Path One: Continue to reject the medicine. Cling tightly to liberal dogma and completely disengage from the U.S. "Trumpism." The result could be: economically hit by the U.S. trade stick, security forced to face Russia alone, internal contradictions exacerbated, and accelerated decline.

Path Two: Fully swallow the medicine. Completely turn to Trumpism, leading to the dissolution of the EU and countries returning to national state competition. This would lead to European fragmentation, losing global influence, and surviving between the U.S. and Russia.

Path Three: Digest and absorb, walking one's own path. This is the most difficult but only sustainable path. That is, to draw on the beneficial components of Trump's realism (such as emphasizing sovereignty and pragmatic diplomacy), but reject its isolationism and America-first core. Relying on the EU framework, accelerate strategic autonomy (defense, energy, technology), balance openness and identity in domestic affairs, and find a "European-style" survival path that is neither blindly liberal nor closed and exclusionary.

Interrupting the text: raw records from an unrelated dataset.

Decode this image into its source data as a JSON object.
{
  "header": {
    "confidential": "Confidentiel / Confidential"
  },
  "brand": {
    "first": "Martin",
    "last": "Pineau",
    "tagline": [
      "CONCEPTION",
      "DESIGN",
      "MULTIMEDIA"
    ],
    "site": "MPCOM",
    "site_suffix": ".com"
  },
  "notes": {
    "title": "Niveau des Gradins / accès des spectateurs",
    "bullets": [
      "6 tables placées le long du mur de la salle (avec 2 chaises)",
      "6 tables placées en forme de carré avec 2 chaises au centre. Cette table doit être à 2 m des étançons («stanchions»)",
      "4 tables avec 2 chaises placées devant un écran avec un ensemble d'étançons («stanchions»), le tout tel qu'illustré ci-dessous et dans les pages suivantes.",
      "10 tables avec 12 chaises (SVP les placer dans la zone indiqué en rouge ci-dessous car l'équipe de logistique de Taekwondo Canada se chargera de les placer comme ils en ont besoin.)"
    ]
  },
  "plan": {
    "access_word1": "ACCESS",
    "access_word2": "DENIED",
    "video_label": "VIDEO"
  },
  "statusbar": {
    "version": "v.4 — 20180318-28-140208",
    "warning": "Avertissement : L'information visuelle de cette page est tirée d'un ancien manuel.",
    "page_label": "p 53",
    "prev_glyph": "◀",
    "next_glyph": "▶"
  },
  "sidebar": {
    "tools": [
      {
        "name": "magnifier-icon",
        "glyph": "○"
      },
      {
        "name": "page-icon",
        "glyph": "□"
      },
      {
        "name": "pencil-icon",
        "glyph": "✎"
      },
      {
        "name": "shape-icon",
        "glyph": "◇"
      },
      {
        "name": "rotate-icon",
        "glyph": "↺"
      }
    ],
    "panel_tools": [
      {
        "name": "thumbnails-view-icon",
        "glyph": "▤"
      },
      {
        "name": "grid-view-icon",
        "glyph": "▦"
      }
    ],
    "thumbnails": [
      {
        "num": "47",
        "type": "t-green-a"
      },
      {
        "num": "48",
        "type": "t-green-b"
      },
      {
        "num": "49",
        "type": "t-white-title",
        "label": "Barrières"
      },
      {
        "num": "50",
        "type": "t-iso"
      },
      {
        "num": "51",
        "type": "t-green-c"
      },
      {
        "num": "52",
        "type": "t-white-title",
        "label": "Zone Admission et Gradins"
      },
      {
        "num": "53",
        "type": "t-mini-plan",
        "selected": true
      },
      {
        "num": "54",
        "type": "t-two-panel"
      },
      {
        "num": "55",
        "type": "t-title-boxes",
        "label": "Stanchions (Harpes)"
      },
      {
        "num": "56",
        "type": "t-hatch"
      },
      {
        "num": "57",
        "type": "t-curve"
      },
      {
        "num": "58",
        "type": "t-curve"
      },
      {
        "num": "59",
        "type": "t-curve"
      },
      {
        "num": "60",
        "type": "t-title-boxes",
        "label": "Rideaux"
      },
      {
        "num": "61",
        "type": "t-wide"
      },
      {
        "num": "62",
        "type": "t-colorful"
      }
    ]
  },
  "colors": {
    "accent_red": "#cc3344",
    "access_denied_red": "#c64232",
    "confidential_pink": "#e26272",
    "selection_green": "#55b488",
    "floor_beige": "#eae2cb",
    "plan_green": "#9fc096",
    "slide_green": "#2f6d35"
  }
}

At present, Europe is likely to slide along the inertia of "Path One" for a long time until a practical crisis (economic collapse, social unrest, or new security shock) brings a "teachable moment."

Trump's strategy is a gust of wind; it may not green the fields of Europe, but it certainly clears away some ideological fog that has hung over Europe, allowing the continent to see its dangerous cliff clearly.

The key to "making Europe great again" has never been in Washington, but in the capitals of European countries, and in every European citizen's clear answer to "Who are we, and where are we going?"

This chronically ill patient is now time to stop complaining about the doctor and start a difficult self-healing process. Time is running out.

Original: toutiao.com/article/7581417296468525611/

Statement: The article represents the views of the author himself.